Bagi rakyat Indonesia, Pilpres 2014 ibarat batu ujian, di antara ujian-ujian lainnya yang pernah dilalui. Dijajah: pernah, Pemerintahan otoriter: pernah, Pemilu legislatif 2009 yang ber-DPT “kacau” tidak menghentikan eksistensi wakil rakyat sampai akhir jabatan; Pileg 2014 yang dianggap Pileg “terkacau” pun wakil rakyatnya tinggal dilantik.
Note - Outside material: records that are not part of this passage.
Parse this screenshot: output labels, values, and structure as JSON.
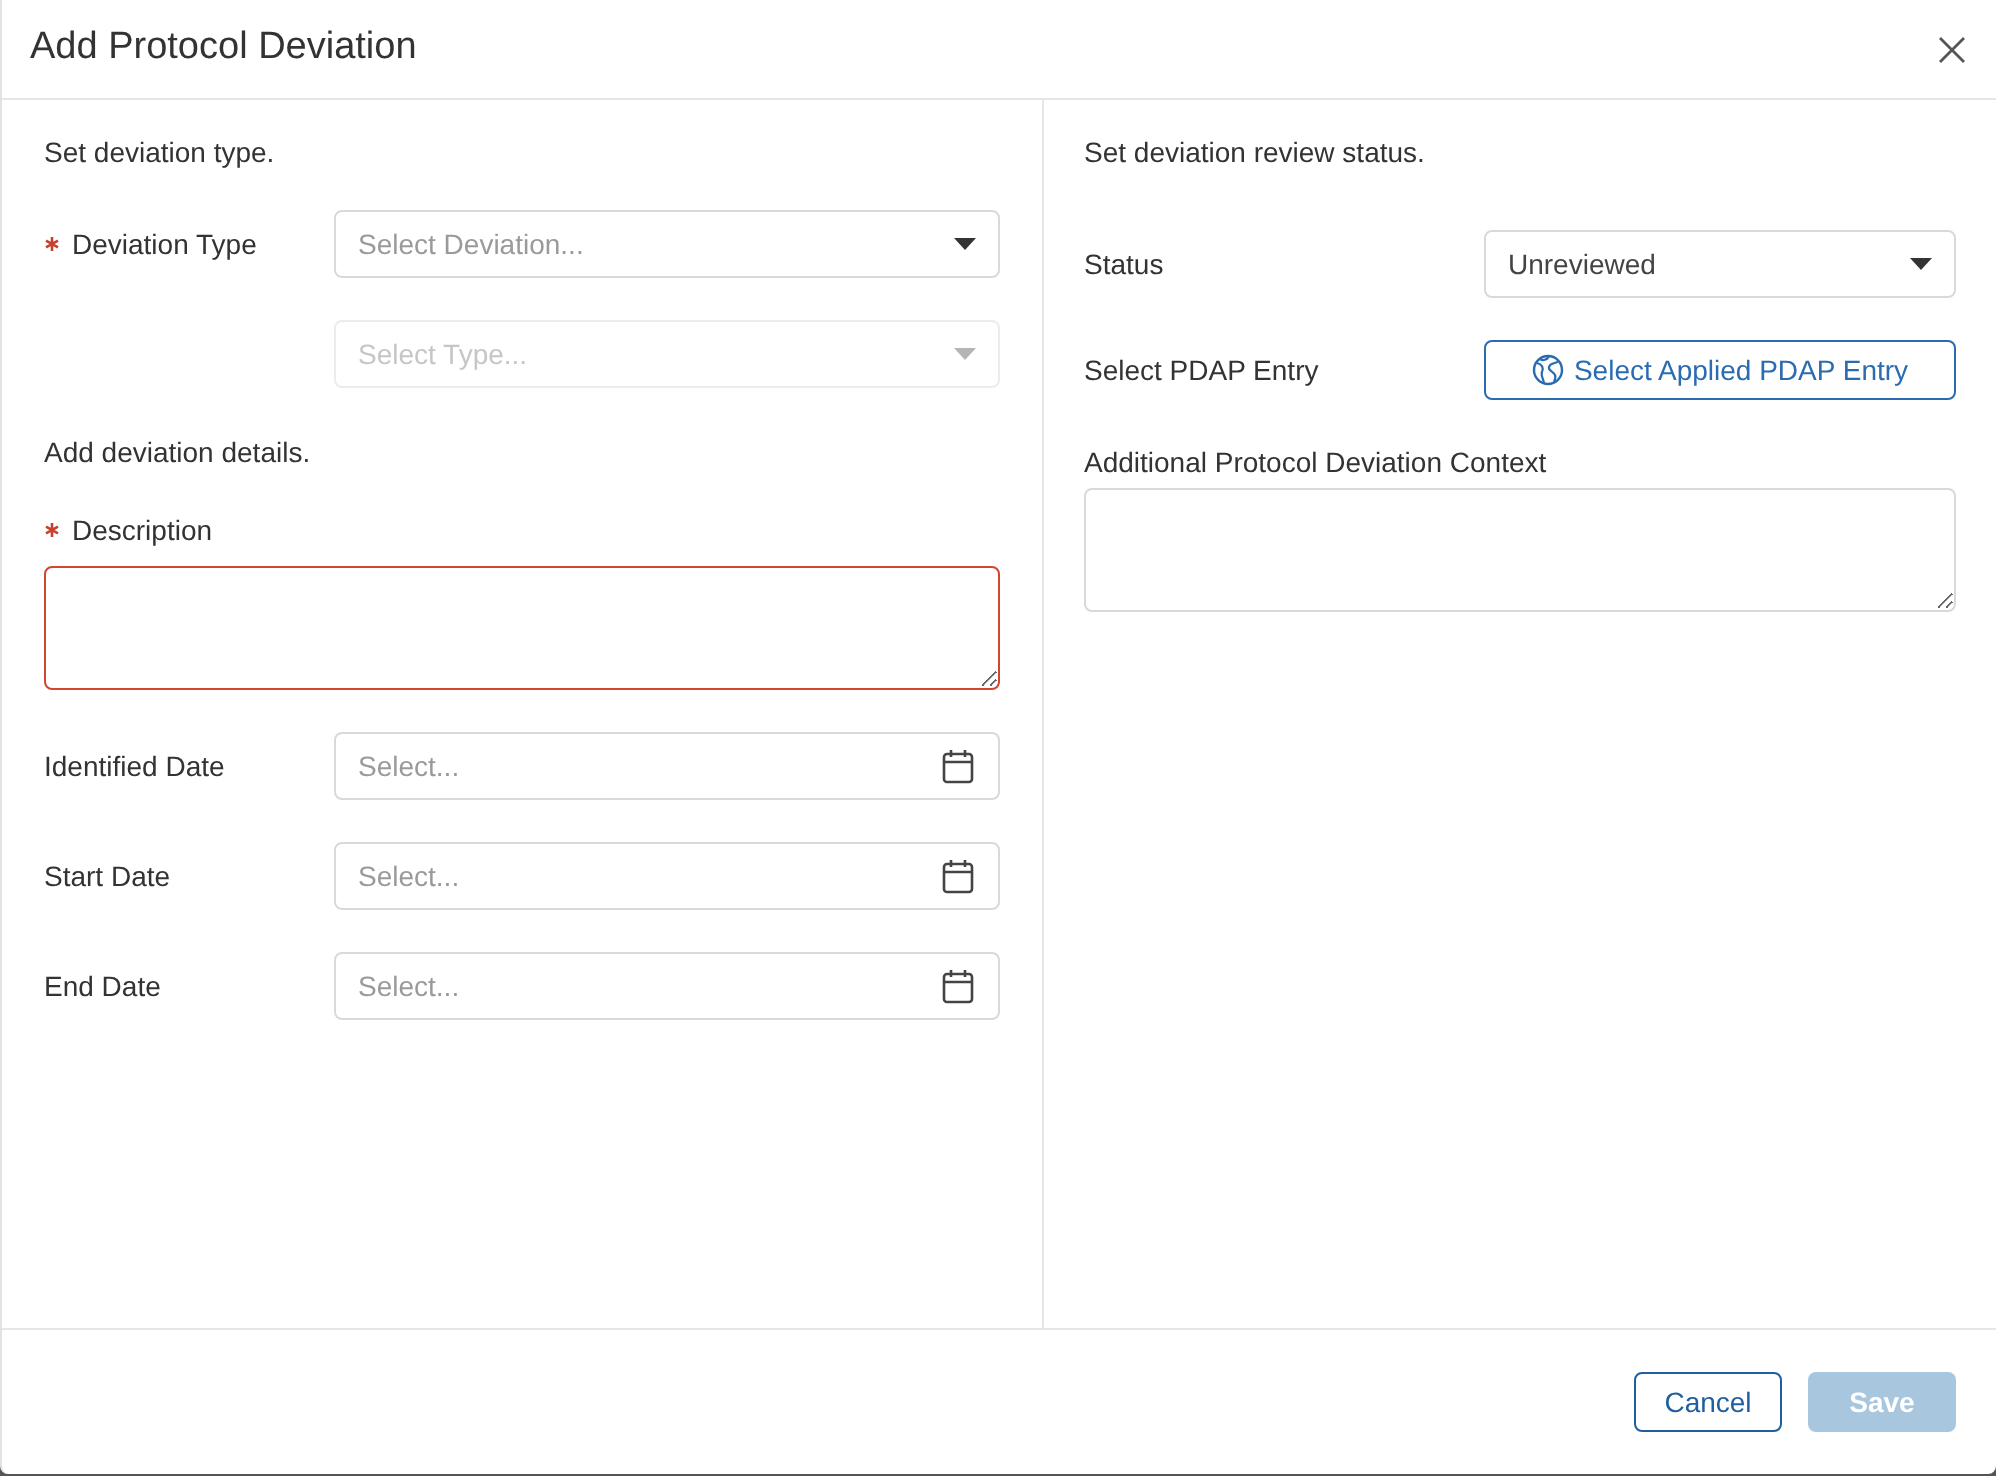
{
  "dialog": {
    "title": "Add Protocol Deviation"
  },
  "panels": [
    {
      "sections": [
        {
          "heading": "Set deviation type.",
          "fields": [
            {
              "kind": "select",
              "label": "Deviation Type",
              "required": true,
              "placeholder": "Select Deviation...",
              "disabled": false
            },
            {
              "kind": "select",
              "placeholder": "Select Type...",
              "disabled": true
            }
          ]
        },
        {
          "heading": "Add deviation details.",
          "fields": [
            {
              "kind": "textarea",
              "label": "Description",
              "required": true,
              "invalid": true
            },
            {
              "kind": "date",
              "label": "Identified Date",
              "required": false,
              "placeholder": "Select..."
            },
            {
              "kind": "date",
              "label": "Start Date",
              "required": false,
              "placeholder": "Select..."
            },
            {
              "kind": "date",
              "label": "End Date",
              "required": false,
              "placeholder": "Select..."
            }
          ]
        }
      ]
    },
    {
      "sections": [
        {
          "heading": "Set deviation review status.",
          "fields": [
            {
              "kind": "select",
              "label": "Status",
              "required": false,
              "value": "Unreviewed",
              "disabled": false
            },
            {
              "kind": "picker_button",
              "label": "Select PDAP Entry",
              "required": false,
              "button_label": "Select Applied PDAP Entry"
            },
            {
              "kind": "textarea",
              "label": "Additional Protocol Deviation Context",
              "required": false,
              "invalid": false
            }
          ]
        }
      ]
    }
  ],
  "footer": {
    "buttons": [
      {
        "label": "Cancel",
        "kind": "secondary",
        "disabled": false
      },
      {
        "label": "Save",
        "kind": "primary",
        "disabled": true
      }
    ]
  }
}
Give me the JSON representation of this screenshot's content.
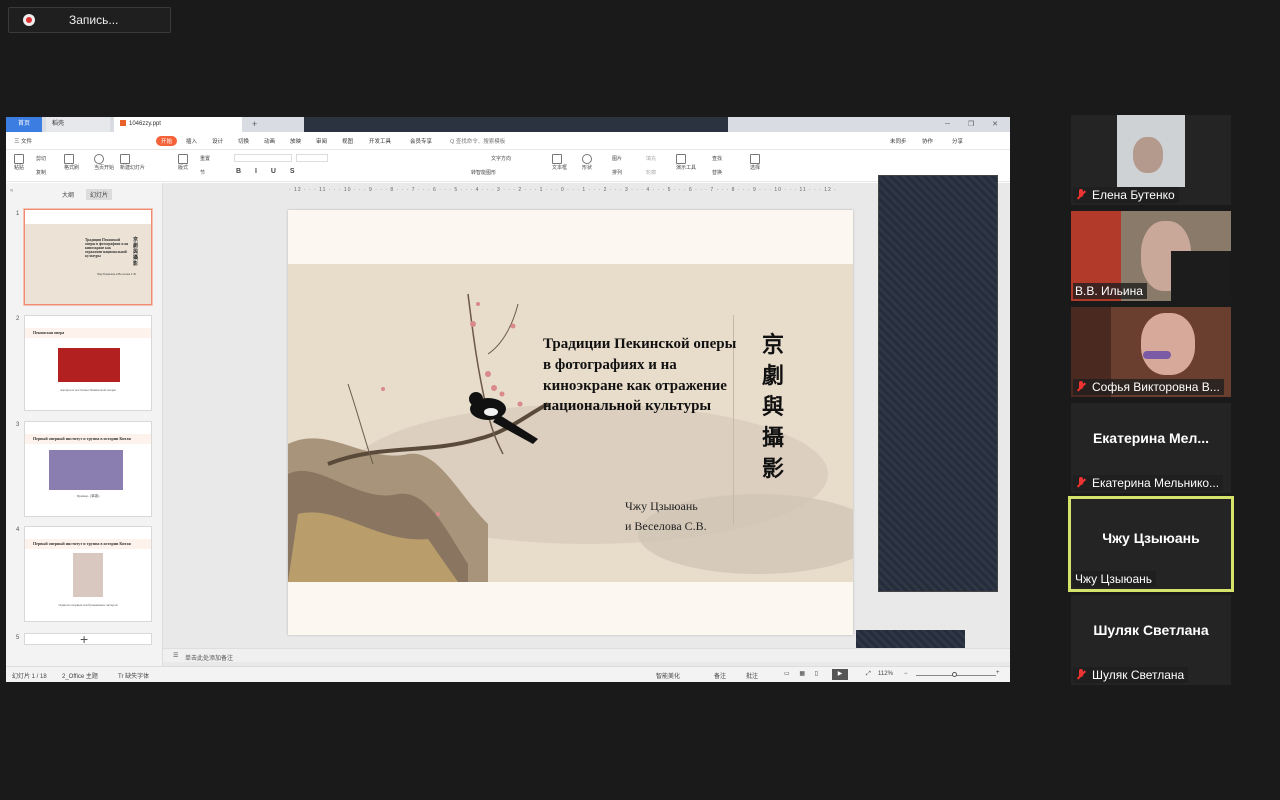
{
  "recording": {
    "label": "Запись..."
  },
  "window": {
    "tabs": {
      "home": "首页",
      "wps": "稻壳",
      "doc": "1046zzy.ppt",
      "plus": "+"
    },
    "menu": [
      "三 文件",
      "开始",
      "插入",
      "设计",
      "切换",
      "动画",
      "放映",
      "审阅",
      "视图",
      "开发工具",
      "会员专享",
      "Q 查找命令、搜索模板"
    ],
    "menu_right": [
      "未同步",
      "协作",
      "分享"
    ],
    "ribbon": {
      "paste": "粘贴",
      "cut": "剪切",
      "copy": "复制",
      "format": "格式刷",
      "from_current": "当页开始",
      "new_slide": "新建幻灯片",
      "layout": "版式",
      "section": "节",
      "reset": "重置",
      "textbox": "文本框",
      "shape": "形状",
      "picture": "图片",
      "arrange": "排列",
      "fill": "填充",
      "outline": "轮廓",
      "presentation_tools": "演示工具",
      "find": "查找",
      "replace": "替换",
      "select": "选择",
      "text_dir": "文字方向",
      "align_text": "对齐文本",
      "smartart": "转智能图形"
    },
    "pane_tabs": {
      "outline": "大纲",
      "slides": "幻灯片"
    },
    "slides": [
      {
        "n": "1",
        "title": "Традиции Пекинской оперы в фотографиях и на киноэкране как отражение национальной культуры",
        "vert": "京劇與攝影",
        "authors": "Чжу Цзыюань и Веселова С.В."
      },
      {
        "n": "2",
        "title": "Пекинская опера",
        "caption": "Актеры и костюмы Пекинской оперы"
      },
      {
        "n": "3",
        "title": "Первый оперный институт и труппа в истории Китая",
        "caption": "Пример. (寧壽)"
      },
      {
        "n": "4",
        "title": "Первый оперный институт и труппа в истории Китая",
        "caption": "Один из первых изображенных актеров"
      },
      {
        "n": "5"
      }
    ],
    "ruler": "· 12 · · · 11 · · · 10 · · · 9 · · · 8 · · · 7 · · · 6 · · · 5 · · · 4 · · · 3 · · · 2 · · · 1 · · · 0 · · · 1 · · · 2 · · · 3 · · · 4 · · · 5 · · · 6 · · · 7 · · · 8 · · · 9 · · · 10 · · · 11 · · · 12 ·",
    "main_slide": {
      "title": "Традиции Пекинской оперы в фотографиях и на киноэкране как отражение национальной культуры",
      "vert_chars": [
        "京",
        "劇",
        "與",
        "攝",
        "影"
      ],
      "author1": "Чжу Цзыюань",
      "author2": "и Веселова С.В."
    },
    "notes_placeholder": "单击此处添加备注",
    "status": {
      "slide_count": "幻灯片 1 / 18",
      "theme": "2_Office 主题",
      "font_missing": "缺失字体",
      "beautify": "智能美化",
      "notes": "备注",
      "comments": "批注",
      "zoom": "112%"
    }
  },
  "participants": [
    {
      "name": "Елена Бутенко",
      "muted": true
    },
    {
      "name": "В.В. Ильина",
      "muted": false
    },
    {
      "name": "Софья Викторовна В...",
      "muted": true
    },
    {
      "name": "Екатерина Мельнико...",
      "big": "Екатерина  Мел...",
      "muted": true
    },
    {
      "name": "Чжу Цзыюань",
      "big": "Чжу Цзыюань",
      "muted": false,
      "active": true
    },
    {
      "name": "Шуляк Светлана",
      "big": "Шуляк Светлана",
      "muted": true
    }
  ],
  "colors": {
    "accent_speaker": "#d5e36a",
    "wps_orange": "#f5623a",
    "mic_off": "#e33333"
  }
}
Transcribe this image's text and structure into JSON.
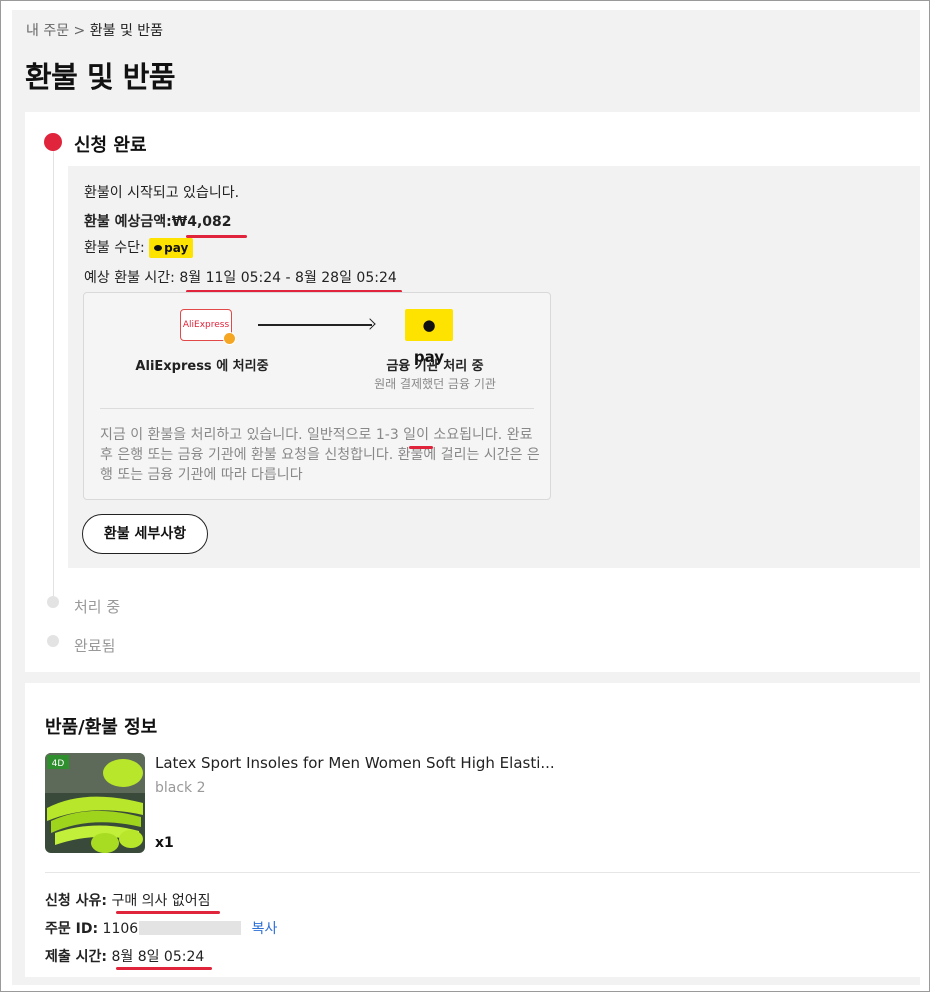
{
  "breadcrumb": {
    "parent": "내 주문",
    "separator": ">",
    "current": "환불 및 반품"
  },
  "page_title": "환불 및 반품",
  "status": {
    "steps": [
      {
        "label": "신청 완료",
        "state": "active"
      },
      {
        "label": "처리 중",
        "state": "pending"
      },
      {
        "label": "완료됨",
        "state": "pending"
      }
    ],
    "message": "환불이 시작되고 있습니다.",
    "amount_label": "환불 예상금액:",
    "amount_value": "₩4,082",
    "method_label": "환불 수단:",
    "method_badge": "pay",
    "time_label": "예상 환불 시간:",
    "time_value": "8월 11일 05:24 - 8월 28일 05:24",
    "flow": {
      "from_logo": "AliExpress",
      "from_label": "AliExpress 에 처리중",
      "to_logo": "pay",
      "to_label": "금융 기관 처리 중",
      "to_sublabel": "원래 결제했던 금융 기관",
      "description": "지금 이 환불을 처리하고 있습니다. 일반적으로 1-3 일이 소요됩니다. 완료 후 은행 또는 금융 기관에 환불 요청을 신청합니다. 환불에 걸리는 시간은 은행 또는 금융 기관에 따라 다릅니다"
    },
    "details_button": "환불 세부사항"
  },
  "return_info": {
    "title": "반품/환불 정보",
    "product": {
      "name": "Latex Sport Insoles for Men Women Soft High Elasti...",
      "variant": "black 2",
      "quantity": "x1"
    },
    "reason_label": "신청 사유:",
    "reason_value": "구매 의사 없어짐",
    "order_id_label": "주문 ID:",
    "order_id_value": "1106",
    "copy_label": "복사",
    "submitted_label": "제출 시간:",
    "submitted_value": "8월 8일 05:24"
  },
  "colors": {
    "accent": "#e0243b",
    "kakao_yellow": "#ffe300",
    "link": "#2e6fd6"
  }
}
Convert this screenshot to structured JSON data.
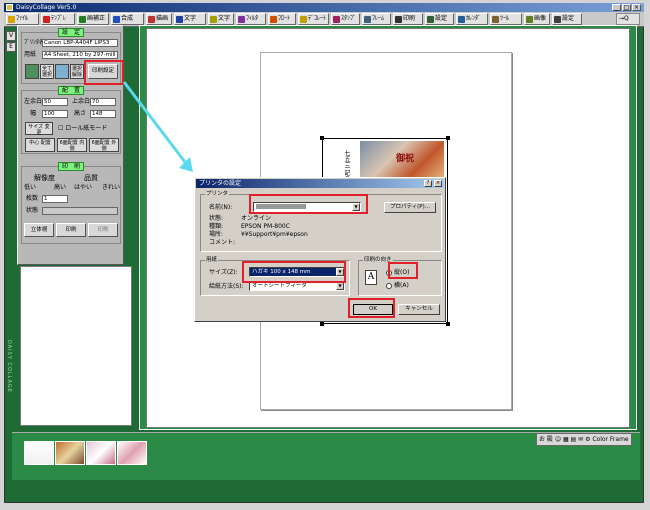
{
  "app": {
    "title": "DaisyCollage  Ver5.0"
  },
  "toolbar": {
    "items": [
      {
        "label": "ﾌｧｲﾙ",
        "icon": "folder-icon",
        "color": "#d9a400"
      },
      {
        "label": "ﾃﾝﾌﾟﾚ",
        "icon": "heart-icon",
        "color": "#d02020"
      },
      {
        "label": "画補正",
        "icon": "brush-icon",
        "color": "#208020"
      },
      {
        "label": "合成",
        "icon": "layers-icon",
        "color": "#2050c0"
      },
      {
        "label": "描画",
        "icon": "pencil-icon",
        "color": "#c03030"
      },
      {
        "label": "文字",
        "icon": "text-icon",
        "color": "#2040a0"
      },
      {
        "label": "文字",
        "icon": "text2-icon",
        "color": "#a0a000"
      },
      {
        "label": "ﾌｨﾙﾀ",
        "icon": "filter-icon",
        "color": "#8030a0"
      },
      {
        "label": "ﾌﾛｰﾄ",
        "icon": "float-icon",
        "color": "#d05000"
      },
      {
        "label": "ﾃﾞｺﾚｰﾄ",
        "icon": "decorate-icon",
        "color": "#c0a000"
      },
      {
        "label": "ｽﾀﾝﾌﾟ",
        "icon": "stamp-icon",
        "color": "#a02060"
      },
      {
        "label": "ﾌﾚｰﾑ",
        "icon": "frame-icon",
        "color": "#406080"
      },
      {
        "label": "印刷",
        "icon": "printer-icon",
        "color": "#303030"
      },
      {
        "label": "設定",
        "icon": "settings-icon",
        "color": "#306030"
      },
      {
        "label": "ｶﾚﾝﾀﾞ",
        "icon": "calendar-icon",
        "color": "#2060a0"
      },
      {
        "label": "ﾂｰﾙ",
        "icon": "tool-icon",
        "color": "#806030"
      },
      {
        "label": "画像",
        "icon": "image-icon",
        "color": "#608020"
      },
      {
        "label": "設定",
        "icon": "gear-icon",
        "color": "#404040"
      }
    ],
    "right_label": "Q"
  },
  "vtabs": [
    "V",
    "E"
  ],
  "panel": {
    "setup_head": "設　定",
    "printer_label": "ﾌﾟﾘﾝﾀ名",
    "printer_value": "Canon LBP-A404F LIPS3",
    "paper_label": "用紙",
    "paper_value": "A4 Sheet, 210 by 297-mill",
    "btn_all": "全て\n選択",
    "btn_cancel": "選択\n解除",
    "btn_print_setup": "印刷設定",
    "layout_head": "配　置",
    "left_margin_label": "左余白",
    "left_margin_value": "50",
    "top_margin_label": "上余白",
    "top_margin_value": "70",
    "width_label": "幅",
    "width_value": "100",
    "height_label": "高さ",
    "height_value": "148",
    "size_change": "サイズ\n変更",
    "roll_mode": "ロール紙モード",
    "center_place": "中心\n配置",
    "six_inside": "6面配置\n内側",
    "six_outside": "6面配置\n外側",
    "print_head": "印　刷",
    "resolution_label": "解像度",
    "quality_label": "品質",
    "res_low": "低い",
    "res_high": "高い",
    "q_fast": "はやい",
    "q_fine": "きれい",
    "copies_label": "枚数",
    "copies_value": "1",
    "status_label": "状態",
    "btn_stereo": "立体視",
    "btn_print": "印刷",
    "btn_other": "印刷"
  },
  "canvas": {
    "vtext": "七五三 記念",
    "photo_text": "御祝"
  },
  "brand": "DAISY COLLAGE",
  "tray": {
    "icons": "お 殿 ☺ ▦ ▤ ✉ ⚙ Color Frame"
  },
  "dialog": {
    "title": "プリンタの設定",
    "help": "?",
    "close": "×",
    "printer_group": "プリンタ",
    "name_label": "名前(N):",
    "name_value": "",
    "properties_btn": "プロパティ(P)...",
    "status_label": "状態:",
    "status_value": "オンライン",
    "type_label": "種類:",
    "type_value": "EPSON PM-800C",
    "where_label": "場所:",
    "where_value": "¥¥Support¥pm¥epson",
    "comment_label": "コメント:",
    "comment_value": "",
    "paper_group": "用紙",
    "size_label": "サイズ(Z):",
    "size_value": "ハガキ 100 x 148 mm",
    "source_label": "給紙方法(S):",
    "source_value": "オートシートフィーダ",
    "orientation_group": "印刷の向き",
    "orient_portrait": "縦(O)",
    "orient_landscape": "横(A)",
    "orient_icon": "A",
    "ok": "OK",
    "cancel": "キャンセル"
  },
  "colors": {
    "highlight": "#e0202a",
    "arrow": "#5ad8ee",
    "frame_green": "#1f6b36",
    "section_head": "#7ef07e"
  }
}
Namun, kuatkah rakyat Indonesia dengan ujian Pilpres 2014?   

Kita berharap ketegangan di antara pasangan calon, Timses, bahkan rakyat pemilih justru menggairahkan partisipasi politik rakyat, sehingga angka pemilih meningkat; Siapapun yang menjadi pemenang dapat diterima dengan lapang dada sebagaimana jargon yang sering diungkapkan pada kandidat: kemenangan Pilpres adalah kemenangan rakyat Indonesia; bukan kememangan kelompok manapun. []  
 
Mahi M. Hikmat, Peneliti Komunikasi Politik, Dosen Pasca Sarjana UIN Sunan Gunung Djati Bandung, Dewan Pakar ICMI Jabar.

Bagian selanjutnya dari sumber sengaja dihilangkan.